Find the common topic(s) of a set of related Wikipedia articles.


I have an unlabelled data-set consisting of thousands of Wikipedia articles.
These articles are grouped into sets of articles that are closely related in terms of their content.
Given one of these sets, I want to determine the common topic(s) that all of its articles belong to.

Example:
Given the following set of related articles by their title:

{Calculus, matrices, number theory}

I can determine that a common topic is mathematics.

Is there a simple way to do this programmatically by analysing the text of each article?
It doesn’t need to be super accurate and precise.
If this is not possible, a list of words that most accurately represent the set of related articles should suffice.


Solution

  • A standard way to assign cluster labels is to sort (in descending order) terms in these articles by their tf-idf scores, and then report the top three as the most likely descriptive words for that cluster.

    More precisely, you can use the following tf-idf term score, where tf(t, C) is the weight of term 't' in cluster 'C'.

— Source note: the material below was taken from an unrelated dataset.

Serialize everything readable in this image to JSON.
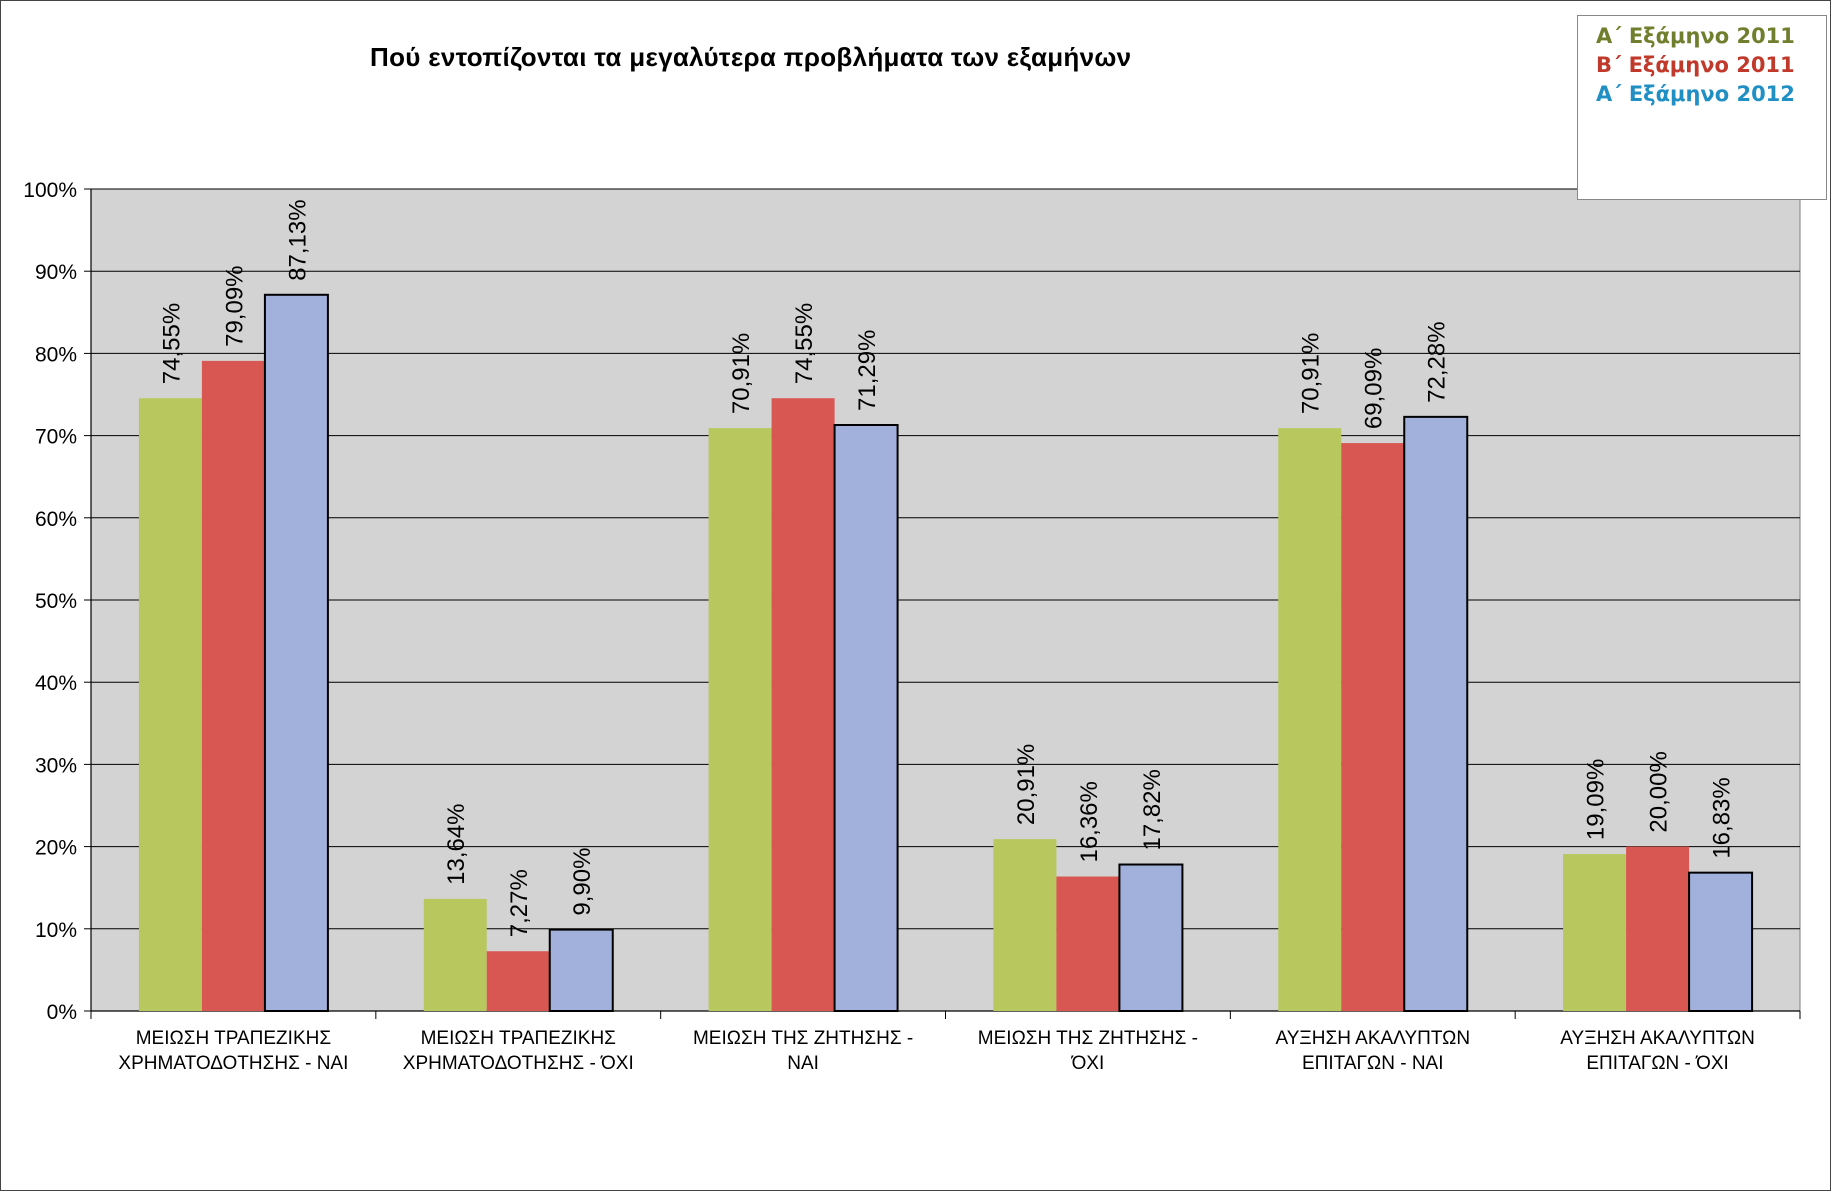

    score(t, C) = log (1 + \lambda/(1-\lambda) * tf(t, C)/\sum_{t' in C} tf(t', C) * cs/cf(t))
    

    Here, tf(t, C)/\sum_{t' in C} tf(t', C) simply denotes the maximum likelihood of sampling term t from cluster C, and cs/cf(t) denotes the ratio of the collection size to the collection frequency of term 't' (note that if t is relatively uncommon in other clusters, this value is high because of low cf(t)).

    Thus, the more frequent a term is in this cluster (probably 'mathematics' be a term common in all the documents of your example cluster), and the more this term is uncommon in the rest of the clusters (the term 'mathematics' is likely to be rare in other ones), this term is likely to be chosen as a representative term as the cluster label.

    You can use lambda to control the relative importance that you might want to associate with the term frequency component; a good choice of lambda is 0.6.